EA and MA target different nerve fibers. Needling mechanically stimulates the A-δ and possibly C nerve fibers, while EA stimulates the vibration-sensitive A-β nerve fiber (Types II and III) as described by Drs. Wall and Sweet. Clinically this suggests that EA may play a role in the gate control mechanism by blocking pain signals from A-δ and C fibers. MA needling may activate local physiologic mechanisms to desensitize painful A-δ and C fibers.

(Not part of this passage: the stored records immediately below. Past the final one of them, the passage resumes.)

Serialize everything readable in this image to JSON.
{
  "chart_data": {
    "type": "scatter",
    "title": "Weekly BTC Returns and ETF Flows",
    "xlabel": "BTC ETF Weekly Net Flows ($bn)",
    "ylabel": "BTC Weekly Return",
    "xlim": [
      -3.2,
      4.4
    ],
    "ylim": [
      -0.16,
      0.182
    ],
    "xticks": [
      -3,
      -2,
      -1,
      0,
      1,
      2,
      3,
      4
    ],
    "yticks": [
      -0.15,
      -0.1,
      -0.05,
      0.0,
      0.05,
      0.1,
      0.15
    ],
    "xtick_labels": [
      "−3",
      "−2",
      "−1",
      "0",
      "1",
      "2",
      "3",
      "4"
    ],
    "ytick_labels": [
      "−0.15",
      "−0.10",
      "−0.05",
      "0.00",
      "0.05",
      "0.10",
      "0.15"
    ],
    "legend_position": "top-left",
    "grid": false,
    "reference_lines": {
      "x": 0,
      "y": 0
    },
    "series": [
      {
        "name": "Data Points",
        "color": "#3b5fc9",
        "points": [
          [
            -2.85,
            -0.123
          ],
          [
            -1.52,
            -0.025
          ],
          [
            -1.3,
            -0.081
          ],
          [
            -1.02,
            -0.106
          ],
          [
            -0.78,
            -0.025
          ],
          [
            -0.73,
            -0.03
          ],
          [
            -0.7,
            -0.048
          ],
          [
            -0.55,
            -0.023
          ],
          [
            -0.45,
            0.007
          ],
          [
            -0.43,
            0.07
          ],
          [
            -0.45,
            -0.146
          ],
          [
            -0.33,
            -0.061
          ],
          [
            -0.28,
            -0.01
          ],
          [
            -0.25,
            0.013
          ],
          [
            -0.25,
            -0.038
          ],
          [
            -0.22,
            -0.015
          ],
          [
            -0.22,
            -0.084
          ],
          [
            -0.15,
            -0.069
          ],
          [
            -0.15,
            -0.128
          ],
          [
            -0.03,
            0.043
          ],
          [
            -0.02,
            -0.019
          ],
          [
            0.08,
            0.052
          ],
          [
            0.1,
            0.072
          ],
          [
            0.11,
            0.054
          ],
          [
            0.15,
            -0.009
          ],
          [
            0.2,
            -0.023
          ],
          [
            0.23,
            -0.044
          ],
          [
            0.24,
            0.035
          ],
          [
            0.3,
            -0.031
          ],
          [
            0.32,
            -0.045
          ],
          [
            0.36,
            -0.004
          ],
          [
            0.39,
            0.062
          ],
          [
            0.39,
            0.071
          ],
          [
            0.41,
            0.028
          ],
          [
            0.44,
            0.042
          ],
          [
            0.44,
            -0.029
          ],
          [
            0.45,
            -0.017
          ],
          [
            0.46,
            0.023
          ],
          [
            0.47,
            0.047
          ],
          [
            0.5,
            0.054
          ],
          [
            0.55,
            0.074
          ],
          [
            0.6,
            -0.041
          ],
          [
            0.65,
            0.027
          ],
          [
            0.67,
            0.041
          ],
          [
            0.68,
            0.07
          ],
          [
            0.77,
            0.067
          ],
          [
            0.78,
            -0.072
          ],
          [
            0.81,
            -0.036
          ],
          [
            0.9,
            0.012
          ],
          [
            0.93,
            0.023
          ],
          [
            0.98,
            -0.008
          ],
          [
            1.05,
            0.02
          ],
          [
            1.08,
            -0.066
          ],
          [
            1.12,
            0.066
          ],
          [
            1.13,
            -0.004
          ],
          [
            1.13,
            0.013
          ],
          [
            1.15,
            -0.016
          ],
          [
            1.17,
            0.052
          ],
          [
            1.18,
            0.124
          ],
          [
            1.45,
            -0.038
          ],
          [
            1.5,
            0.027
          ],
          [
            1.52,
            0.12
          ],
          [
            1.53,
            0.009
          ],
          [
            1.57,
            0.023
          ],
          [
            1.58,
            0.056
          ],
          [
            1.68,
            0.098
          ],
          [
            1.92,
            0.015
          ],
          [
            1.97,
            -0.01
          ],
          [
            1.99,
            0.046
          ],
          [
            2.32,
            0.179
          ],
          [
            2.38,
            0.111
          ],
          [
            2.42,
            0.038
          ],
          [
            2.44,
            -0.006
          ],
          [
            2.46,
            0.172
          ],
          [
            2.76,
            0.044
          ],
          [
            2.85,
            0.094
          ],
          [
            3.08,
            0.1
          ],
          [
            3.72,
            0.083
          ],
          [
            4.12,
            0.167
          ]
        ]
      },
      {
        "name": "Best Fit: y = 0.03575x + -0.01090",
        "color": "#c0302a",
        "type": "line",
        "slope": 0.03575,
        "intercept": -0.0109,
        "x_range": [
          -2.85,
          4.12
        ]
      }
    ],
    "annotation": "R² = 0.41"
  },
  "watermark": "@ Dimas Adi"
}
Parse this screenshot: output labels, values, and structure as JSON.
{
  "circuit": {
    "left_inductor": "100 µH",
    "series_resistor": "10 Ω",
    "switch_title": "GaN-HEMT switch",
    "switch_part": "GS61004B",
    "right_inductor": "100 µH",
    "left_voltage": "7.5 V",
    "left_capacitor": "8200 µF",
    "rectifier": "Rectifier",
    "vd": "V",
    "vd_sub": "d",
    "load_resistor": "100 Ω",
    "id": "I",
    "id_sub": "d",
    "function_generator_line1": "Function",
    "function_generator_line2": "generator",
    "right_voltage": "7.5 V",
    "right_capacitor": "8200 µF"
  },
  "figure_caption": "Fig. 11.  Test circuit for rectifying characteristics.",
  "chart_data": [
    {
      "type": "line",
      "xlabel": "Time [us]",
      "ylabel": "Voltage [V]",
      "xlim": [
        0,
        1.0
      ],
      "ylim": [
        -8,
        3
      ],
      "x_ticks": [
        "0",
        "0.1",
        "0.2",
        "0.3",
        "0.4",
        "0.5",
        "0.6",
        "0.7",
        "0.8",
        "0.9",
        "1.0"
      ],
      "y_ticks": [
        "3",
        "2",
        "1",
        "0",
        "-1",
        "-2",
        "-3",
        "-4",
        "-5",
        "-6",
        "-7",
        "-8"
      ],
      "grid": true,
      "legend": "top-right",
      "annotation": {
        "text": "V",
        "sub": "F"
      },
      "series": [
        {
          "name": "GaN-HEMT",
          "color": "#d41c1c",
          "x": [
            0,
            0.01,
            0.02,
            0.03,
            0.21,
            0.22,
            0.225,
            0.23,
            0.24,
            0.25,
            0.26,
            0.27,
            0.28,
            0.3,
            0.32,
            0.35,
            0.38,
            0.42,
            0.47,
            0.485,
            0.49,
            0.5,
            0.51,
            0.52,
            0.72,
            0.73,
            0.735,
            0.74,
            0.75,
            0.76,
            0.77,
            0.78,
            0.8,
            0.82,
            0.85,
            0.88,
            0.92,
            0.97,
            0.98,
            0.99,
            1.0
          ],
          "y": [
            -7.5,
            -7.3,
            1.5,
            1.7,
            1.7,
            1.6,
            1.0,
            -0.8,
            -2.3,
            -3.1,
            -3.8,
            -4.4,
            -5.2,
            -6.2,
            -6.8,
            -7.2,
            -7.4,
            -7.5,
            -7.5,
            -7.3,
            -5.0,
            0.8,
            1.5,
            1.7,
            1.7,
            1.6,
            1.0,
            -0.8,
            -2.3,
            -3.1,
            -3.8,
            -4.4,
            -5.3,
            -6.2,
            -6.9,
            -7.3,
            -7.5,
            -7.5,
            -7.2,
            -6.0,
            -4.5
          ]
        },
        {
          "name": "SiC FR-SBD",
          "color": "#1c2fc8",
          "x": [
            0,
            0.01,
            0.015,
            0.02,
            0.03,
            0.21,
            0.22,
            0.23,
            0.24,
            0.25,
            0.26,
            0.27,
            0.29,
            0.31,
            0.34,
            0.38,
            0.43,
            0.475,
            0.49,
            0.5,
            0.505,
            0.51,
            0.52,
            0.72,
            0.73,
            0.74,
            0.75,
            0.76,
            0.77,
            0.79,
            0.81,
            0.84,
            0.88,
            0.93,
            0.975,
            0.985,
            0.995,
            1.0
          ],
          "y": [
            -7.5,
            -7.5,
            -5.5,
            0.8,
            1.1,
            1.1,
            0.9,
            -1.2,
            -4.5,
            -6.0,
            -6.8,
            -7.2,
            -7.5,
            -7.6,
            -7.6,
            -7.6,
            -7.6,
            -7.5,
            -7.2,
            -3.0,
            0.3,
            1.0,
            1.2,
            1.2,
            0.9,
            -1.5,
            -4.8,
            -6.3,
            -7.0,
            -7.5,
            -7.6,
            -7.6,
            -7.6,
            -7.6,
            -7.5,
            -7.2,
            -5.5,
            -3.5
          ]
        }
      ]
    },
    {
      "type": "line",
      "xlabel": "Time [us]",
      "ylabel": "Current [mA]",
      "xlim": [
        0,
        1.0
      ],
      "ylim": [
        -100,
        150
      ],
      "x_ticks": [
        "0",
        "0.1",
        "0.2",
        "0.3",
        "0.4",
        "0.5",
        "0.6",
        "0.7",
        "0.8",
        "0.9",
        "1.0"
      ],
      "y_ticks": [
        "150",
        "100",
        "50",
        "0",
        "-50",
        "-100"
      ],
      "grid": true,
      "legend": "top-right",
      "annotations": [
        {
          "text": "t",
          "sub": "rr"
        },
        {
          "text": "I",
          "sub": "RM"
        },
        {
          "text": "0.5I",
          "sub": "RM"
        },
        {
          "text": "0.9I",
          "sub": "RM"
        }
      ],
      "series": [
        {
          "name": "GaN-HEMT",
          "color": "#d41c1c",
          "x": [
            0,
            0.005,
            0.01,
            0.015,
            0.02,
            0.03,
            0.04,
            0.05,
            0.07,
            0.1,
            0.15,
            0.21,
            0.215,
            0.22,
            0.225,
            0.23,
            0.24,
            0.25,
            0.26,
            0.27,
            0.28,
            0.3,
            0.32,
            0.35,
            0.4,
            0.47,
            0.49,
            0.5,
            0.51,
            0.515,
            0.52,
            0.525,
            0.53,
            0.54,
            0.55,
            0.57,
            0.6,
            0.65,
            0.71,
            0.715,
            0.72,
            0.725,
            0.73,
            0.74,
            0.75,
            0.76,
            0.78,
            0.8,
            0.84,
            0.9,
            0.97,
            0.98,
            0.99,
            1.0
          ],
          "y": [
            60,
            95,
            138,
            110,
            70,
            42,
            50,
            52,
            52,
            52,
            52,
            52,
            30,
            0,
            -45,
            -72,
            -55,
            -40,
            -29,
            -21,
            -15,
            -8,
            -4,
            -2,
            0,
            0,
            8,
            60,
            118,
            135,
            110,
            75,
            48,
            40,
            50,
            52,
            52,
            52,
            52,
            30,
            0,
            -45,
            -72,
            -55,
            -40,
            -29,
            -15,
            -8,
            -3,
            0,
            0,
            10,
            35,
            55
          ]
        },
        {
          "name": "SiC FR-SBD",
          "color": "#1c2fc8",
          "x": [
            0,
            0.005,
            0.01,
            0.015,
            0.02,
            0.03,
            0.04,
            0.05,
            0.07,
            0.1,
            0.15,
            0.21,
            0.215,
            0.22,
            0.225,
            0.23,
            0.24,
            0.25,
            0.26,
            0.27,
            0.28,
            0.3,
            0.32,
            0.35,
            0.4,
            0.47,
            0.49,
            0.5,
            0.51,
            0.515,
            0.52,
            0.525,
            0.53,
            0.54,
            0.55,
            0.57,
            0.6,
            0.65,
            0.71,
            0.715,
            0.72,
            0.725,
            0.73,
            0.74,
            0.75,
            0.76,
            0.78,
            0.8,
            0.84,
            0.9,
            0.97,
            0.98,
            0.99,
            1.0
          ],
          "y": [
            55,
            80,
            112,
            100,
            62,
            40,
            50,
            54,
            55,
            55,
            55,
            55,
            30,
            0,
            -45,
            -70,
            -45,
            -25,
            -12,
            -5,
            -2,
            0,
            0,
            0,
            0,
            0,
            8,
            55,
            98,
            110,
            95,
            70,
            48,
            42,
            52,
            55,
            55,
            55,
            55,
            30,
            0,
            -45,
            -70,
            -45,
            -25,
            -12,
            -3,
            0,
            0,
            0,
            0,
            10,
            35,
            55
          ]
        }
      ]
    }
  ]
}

As a result of extensive clinical observation, Dr. John W. Thompson, a physician and clinical pharmacologist in the University of Newcastle, England, noticed that “A striking and puzzling difference between analgesia produced by TENS and acupuncture (needling) is the duration of pain relief. Whereas TENS usually produces analgesia for minutes or hours, acupuncture can, and usually does, produce analgesia for days or weeks (after a course of acupuncture). The mechanisms discussed above (the author is referring to the CNS neural pathways and the production of opioid peptides) cannot account for the prolonged analgesia commonly seen after acupuncture (needling), so additional mechanisms must be involved.”¹²

Dr. Anthony Campbell of the Royal London Homoeopathic Hospital also indicated that “It is important to make sure that the patient…realizes that the pain may well return soon after the (TENS) machine is switched off. This is not, however, invariably the case; in some fortunate people relief of pain may last up to 10 hours.”¹³

In Chapter 6 we introduced the quantitative method to classify the patients into four groups: A, B, C, and D. Each group responds to manual acupuncture differently. Our clinical experience indicates that excellent therapeutic results can be achieved in group A patients (28%) by either MA or EA. In general, the observations of Drs. Thompson and Campbell match the results seen most commonly in patients of groups B and C (34% and 30%, respectively).

SUMMARY

With an understanding of both the similarity and the differences between EA and MA it is obvious that they will co-exist in the practice of pain management. They are, in fact, complementary to each other in our clinical practice. We also believe that more research is needed to explore the potential applications of both EA and MA.